In the Fall of 2020, Deans at Case Western even went so far as to threaten professors with retaliation were they to offer students remote access to their classes. When questioned by multiple heads of departments about this, neither the Deans nor Disability Resources provided any response other than that immunocompromisation is not a disability.
It also bears mentioning that other departments at Case Western are currently offering hybrid models of education, which in and of itself destroys the precedent that CWRU cannot offer hybrid classes. Particularly given the fact that the majority of the classes for which remote attendance has been denied have already been offered remotely (pointing yet again to the fact that Disability Resources cannot deny remote attendance, because it cannot be classified as a fundamental alteration if this is being offered as the same course with the same tuition rate), there is absolutely no legal justification for a denial of remote attendance as an accommodation.
And now on to the ethical implications. Disability Resources, and by extension the entirety of Case Western, is presenting its disabled students with an abhorrent ultimatum: leave the institution, or attend classes in person and risk death. Is this truly the message that Case wants sent out? Is this the type of institution that Case Western wants to be?
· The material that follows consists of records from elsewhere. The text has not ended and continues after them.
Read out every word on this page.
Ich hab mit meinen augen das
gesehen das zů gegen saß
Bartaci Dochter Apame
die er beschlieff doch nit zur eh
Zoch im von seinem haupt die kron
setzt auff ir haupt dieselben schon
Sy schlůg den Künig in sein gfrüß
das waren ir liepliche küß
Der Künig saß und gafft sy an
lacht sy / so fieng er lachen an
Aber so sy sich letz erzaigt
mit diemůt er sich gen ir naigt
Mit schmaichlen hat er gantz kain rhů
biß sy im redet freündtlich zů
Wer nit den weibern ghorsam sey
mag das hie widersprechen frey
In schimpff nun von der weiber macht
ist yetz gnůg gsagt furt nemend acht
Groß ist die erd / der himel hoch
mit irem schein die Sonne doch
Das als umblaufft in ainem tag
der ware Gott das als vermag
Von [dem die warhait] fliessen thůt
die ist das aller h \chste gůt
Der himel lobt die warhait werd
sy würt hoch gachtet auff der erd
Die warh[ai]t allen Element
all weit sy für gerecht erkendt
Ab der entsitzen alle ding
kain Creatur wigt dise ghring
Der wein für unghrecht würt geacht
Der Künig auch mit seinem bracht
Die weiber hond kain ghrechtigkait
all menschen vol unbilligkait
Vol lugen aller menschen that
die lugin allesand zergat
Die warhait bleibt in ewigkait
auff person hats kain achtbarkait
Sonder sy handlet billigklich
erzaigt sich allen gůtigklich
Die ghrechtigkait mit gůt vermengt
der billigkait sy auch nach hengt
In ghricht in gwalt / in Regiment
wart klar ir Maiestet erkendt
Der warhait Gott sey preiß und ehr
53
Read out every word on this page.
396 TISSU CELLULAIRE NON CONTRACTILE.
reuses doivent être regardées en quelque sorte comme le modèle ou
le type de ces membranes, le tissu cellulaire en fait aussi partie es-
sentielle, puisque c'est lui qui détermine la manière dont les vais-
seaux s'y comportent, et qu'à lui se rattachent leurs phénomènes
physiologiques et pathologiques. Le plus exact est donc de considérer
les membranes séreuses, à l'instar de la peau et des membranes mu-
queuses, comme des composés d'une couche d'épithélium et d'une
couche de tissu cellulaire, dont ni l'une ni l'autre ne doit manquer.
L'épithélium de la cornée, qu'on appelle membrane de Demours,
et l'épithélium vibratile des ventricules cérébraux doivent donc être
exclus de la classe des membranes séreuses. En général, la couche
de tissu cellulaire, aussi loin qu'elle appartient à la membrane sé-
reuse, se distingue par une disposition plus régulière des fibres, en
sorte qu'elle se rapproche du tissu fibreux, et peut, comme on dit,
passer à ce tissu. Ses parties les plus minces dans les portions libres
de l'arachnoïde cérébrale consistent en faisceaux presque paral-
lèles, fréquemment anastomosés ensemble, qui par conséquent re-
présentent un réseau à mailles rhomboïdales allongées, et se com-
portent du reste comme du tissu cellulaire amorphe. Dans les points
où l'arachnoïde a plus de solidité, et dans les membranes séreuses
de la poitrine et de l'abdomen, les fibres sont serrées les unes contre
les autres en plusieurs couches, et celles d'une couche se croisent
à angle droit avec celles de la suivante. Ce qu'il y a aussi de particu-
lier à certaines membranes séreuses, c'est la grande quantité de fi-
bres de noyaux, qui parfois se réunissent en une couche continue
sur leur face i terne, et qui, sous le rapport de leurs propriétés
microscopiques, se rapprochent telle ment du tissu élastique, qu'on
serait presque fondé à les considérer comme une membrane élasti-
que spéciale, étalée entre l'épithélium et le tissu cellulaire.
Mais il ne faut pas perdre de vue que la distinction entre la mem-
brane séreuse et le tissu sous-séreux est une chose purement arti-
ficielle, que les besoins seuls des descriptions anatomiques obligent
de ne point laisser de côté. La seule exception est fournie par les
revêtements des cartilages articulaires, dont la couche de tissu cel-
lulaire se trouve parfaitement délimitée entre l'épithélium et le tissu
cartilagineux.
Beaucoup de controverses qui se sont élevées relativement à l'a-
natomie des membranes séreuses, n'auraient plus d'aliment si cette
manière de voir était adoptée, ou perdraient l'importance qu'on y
Being one of the country’s best medical schools, while simultaneously ignoring accommodation letters written by doctors employed by the university itself and actively endangering the very lives of a significant portion of its student body? Who benefits from this?
Disabled students are already extremely marginalized and face significant barriers to education in non-pandemic years. Now, these dangers have nothing but multiplied. And Case Western is doing nothing but perpetuating these dangers.
Now is a time for the community to band together to protect some of its endangered members, not aid in killing them off. Now is the time for you, as Provost and President, to take action to protect your students’ lives. Will you allow remote education, so that your students can live to see their educational aspirations realized? Or will you condemn them to a choice between loss of education and loss of life, as two of your school’s departments have already done?